Finansal çöküşün üzerinden 10 yıldan fazla zaman geçti. Krizin kapitalizmdeki rolü nedir ve krizin sonucu tam olarak nedir? –bitti mi, yoksa bazı ekonomistlerin söylediği gibi yeni bir resesyonun eşiğinde miyiz?

Krizlere dair çeşitli şekillerde düşünebilirsiniz. Krizlerin, kapitalizmin sonuna işaret olduğu şeklinde düşünmek isteyenler var.
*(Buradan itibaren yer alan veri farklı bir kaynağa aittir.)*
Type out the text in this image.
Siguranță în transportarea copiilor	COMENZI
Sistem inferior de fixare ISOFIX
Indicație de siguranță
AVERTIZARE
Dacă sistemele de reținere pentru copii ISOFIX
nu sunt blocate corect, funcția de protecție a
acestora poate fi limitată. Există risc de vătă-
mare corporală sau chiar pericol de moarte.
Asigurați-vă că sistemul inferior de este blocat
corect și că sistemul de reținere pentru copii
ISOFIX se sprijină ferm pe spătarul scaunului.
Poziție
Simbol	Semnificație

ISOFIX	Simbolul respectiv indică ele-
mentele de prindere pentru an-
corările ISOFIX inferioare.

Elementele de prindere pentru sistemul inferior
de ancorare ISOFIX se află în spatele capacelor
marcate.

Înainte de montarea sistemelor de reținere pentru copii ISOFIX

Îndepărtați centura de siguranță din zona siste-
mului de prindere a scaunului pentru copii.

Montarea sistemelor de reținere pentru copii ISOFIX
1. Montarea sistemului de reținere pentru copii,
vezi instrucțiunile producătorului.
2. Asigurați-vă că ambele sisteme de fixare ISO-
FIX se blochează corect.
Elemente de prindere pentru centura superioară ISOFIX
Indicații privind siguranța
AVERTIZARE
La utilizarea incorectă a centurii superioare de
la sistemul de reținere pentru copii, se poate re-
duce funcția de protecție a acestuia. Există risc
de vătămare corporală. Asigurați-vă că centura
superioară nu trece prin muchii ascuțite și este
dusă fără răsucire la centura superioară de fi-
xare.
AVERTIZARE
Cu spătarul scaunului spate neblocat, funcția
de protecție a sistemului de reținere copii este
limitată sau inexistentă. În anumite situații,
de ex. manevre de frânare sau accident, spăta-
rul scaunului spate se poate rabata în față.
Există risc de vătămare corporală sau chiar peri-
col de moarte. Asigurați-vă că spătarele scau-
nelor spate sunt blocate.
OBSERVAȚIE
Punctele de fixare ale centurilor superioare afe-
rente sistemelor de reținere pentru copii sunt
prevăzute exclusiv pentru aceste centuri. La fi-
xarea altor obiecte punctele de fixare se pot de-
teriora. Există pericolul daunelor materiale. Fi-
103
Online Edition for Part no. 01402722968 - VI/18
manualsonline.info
Ben daha çok, krizlerin, sermayenin yeniden yapılanması –yeni bir alternatif model inşa ederek yeni koşullarla karşılaşmak için yeniden şekillenmesi- için araç olduğunu düşünme eğilimindeyim.

Ekonominin iyi işlediği fakat insanların kötü hareket ettiği duruma sıklıkla geliyoruz. 2007-2009 sürecinde olan büyük bir aksamaydı. Ancak krize yanıt verme konusunda büyük farklılıklar mevcuttu.

Batı’da genel olarak yanıt kemer sıkmaydı. Bunun bir aşırı borç krizi olduğunu ve bir şeylerden tasarruf etmemiz gerektiğini söyledik. Sonuç, nüfusun büyük kesimi için düşen yaşam standartları oldu. Bununla birlikte, bu durum aşırı zenginleri etkilemedi: elimizdeki veriler, en üstteki yüzde 1-5’lik kesimin krizden daha zengin çıktığını ve muhtemelen kazananı olduğunu ortaya koydu. “İyi bir krizin boşa harcanmasına asla izin verme” diye bir söz vardır ve sermayedarlar ile benzerleri krizden çok iyi çıktılar.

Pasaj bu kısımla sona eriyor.